Half-Broken a Near-Future Tale of Hope

The cover of Ode to the Half-Broken, featuring a humanoid mech looking down at a cyborg dog while crumbling buildings tower above them both.

There’s something about the “survivor and their dog roam about a post-apocalyptic land” story that makes it an easy one to connect to. In Ode to the Half-Broken, the latest from Hugo-winner Suzanne Palmer, the survivor is a robot and their dog is a cyborg, and it’s just as relatable as anything Isaac Asimov or Peter Heller could dream up.

Be, a former war mech who has decided in the peace that has followed the near-apocalypse to be really into insects, comes back online in a bathtub, missing both a leg and all memory of how they got there. With the help of a cyborg dog named Atticus, they are able to patch themselves back together well enough to start searching for their missing leg. That search requires Be, who has studied their insects in self-imposed solitude, to see what the world has become in the thirty years since. Some things are a pleasant surprise, like how well mech- and humankind seem to be integrating in many communities. But there are also signs of something troubling brewing, like rising rates of illness and computer viruses alike. When Be finally catches up to their leg and its thieves, it’s apparent these mechs have had their programming scrambled in some quite insidious ways.

Although Be is used to being alone, they quickly become surrounded by a growing number of allies, including Atticus, an ace human mechanic, a helpful little drone, and even a repurposed train mech. Friends alone, however, won’t be enough to keep Be from having to face their past, or their siblings. Things only become riskier as old enemies from the war days rally their respective troops in an effort to make their side win once and for all.

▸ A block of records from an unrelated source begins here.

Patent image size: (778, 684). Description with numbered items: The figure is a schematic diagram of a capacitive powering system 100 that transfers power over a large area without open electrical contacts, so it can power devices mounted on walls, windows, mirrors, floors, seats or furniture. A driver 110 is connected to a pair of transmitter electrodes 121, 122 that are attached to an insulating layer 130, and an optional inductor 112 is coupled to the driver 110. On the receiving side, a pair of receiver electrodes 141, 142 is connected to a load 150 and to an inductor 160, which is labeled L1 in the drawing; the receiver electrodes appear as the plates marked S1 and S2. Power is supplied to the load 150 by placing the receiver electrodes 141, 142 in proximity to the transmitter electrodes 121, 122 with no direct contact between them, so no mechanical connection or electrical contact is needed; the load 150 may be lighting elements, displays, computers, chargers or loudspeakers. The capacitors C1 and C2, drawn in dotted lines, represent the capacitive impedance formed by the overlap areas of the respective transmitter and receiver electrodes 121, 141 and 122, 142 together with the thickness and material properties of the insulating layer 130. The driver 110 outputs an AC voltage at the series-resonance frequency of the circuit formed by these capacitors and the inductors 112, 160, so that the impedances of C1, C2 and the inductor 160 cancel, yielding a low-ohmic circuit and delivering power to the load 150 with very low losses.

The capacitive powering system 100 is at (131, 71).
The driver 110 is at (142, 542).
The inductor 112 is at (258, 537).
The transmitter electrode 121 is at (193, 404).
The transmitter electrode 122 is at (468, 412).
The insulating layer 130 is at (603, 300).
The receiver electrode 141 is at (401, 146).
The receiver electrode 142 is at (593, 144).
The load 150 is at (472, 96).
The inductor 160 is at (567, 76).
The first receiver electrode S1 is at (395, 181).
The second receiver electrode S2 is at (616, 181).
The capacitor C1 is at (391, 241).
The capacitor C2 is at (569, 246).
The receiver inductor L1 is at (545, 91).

But perhaps the riskiest part of all is Be’s growing realization that thirty years of remaking themselves might not be enough to override their programming and revert to a state of being they fear and regret.

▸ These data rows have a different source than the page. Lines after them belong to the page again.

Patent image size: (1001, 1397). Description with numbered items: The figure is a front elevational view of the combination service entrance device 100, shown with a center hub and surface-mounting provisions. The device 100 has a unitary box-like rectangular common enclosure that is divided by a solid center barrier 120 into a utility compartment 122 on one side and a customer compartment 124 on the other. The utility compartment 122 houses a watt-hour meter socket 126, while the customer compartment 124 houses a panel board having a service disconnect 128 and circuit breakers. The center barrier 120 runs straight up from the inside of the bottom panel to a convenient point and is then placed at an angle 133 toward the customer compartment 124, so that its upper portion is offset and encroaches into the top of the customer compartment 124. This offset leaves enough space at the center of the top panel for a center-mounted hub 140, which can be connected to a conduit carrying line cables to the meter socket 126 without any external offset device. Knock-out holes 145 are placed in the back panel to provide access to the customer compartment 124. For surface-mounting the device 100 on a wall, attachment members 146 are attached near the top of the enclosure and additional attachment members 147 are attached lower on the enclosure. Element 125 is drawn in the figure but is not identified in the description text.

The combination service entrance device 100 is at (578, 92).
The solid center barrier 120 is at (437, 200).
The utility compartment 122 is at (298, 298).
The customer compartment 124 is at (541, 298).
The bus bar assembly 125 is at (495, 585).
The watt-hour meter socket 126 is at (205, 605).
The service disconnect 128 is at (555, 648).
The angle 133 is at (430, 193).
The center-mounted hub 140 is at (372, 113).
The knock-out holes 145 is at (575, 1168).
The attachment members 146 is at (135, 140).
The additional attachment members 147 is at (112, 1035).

Few stories can get away with the main character waking up with no memory of how they got there. Half-Broken is a rare exception, aided by a computer going offline instead of an organic mind having convenient gaps. More challenging in the beginning is connecting with this mech, whose yearning to stay home feels more like ambivalence at first. But as Be interacts more with the world around them, it becomes easier to connect with Be; as Be shakes off the dust and finds ways to integrate who they were and who they are, it becomes easier for the reader to know Be, too. But even in the beginning, Be is less Bilbo Baggins tugged into adventure than they are a grizzled, reformed adventurer pressed into one last job.

Motley bands of adventurers are nothing new in genre fiction, but the one that surrounds Be feels comfortable more quickly than most. Atticus provides the running commentary that gives Half-Broken some comic relief (though it was one of Be’s deadpanned lines near the end that got me laughing), while the mechanic, Murphy, gives both us and Be broader context for how the world of the present really works.

In the acknowledgements, Palmer notes that writing this book came amidst significant personal change and loss, and that while Half-Broken might not be a book about grief, grief is a steady thread throughout its pages. Saying that in so many words is unnecessary for all but the most hapless reader. Be might have given up their old life willingly, but the peace of their new one doesn’t fully detach them from what they were made to do. Losing their home to violence they did not court is another blow, even if it is blunted with a new friend and mission. Atticus, too, has his new life risen from the ashes of his old one, ashes that can still burn if he’s not careful. Murphy’s ashes are literal; even Charp, the drone, has times it would rather not recall. But what once was doesn’t have to be what is or what will be, Be knows, and tells a character late into the story. For a book about grief, it’s a hopeful message that’s sorely needed.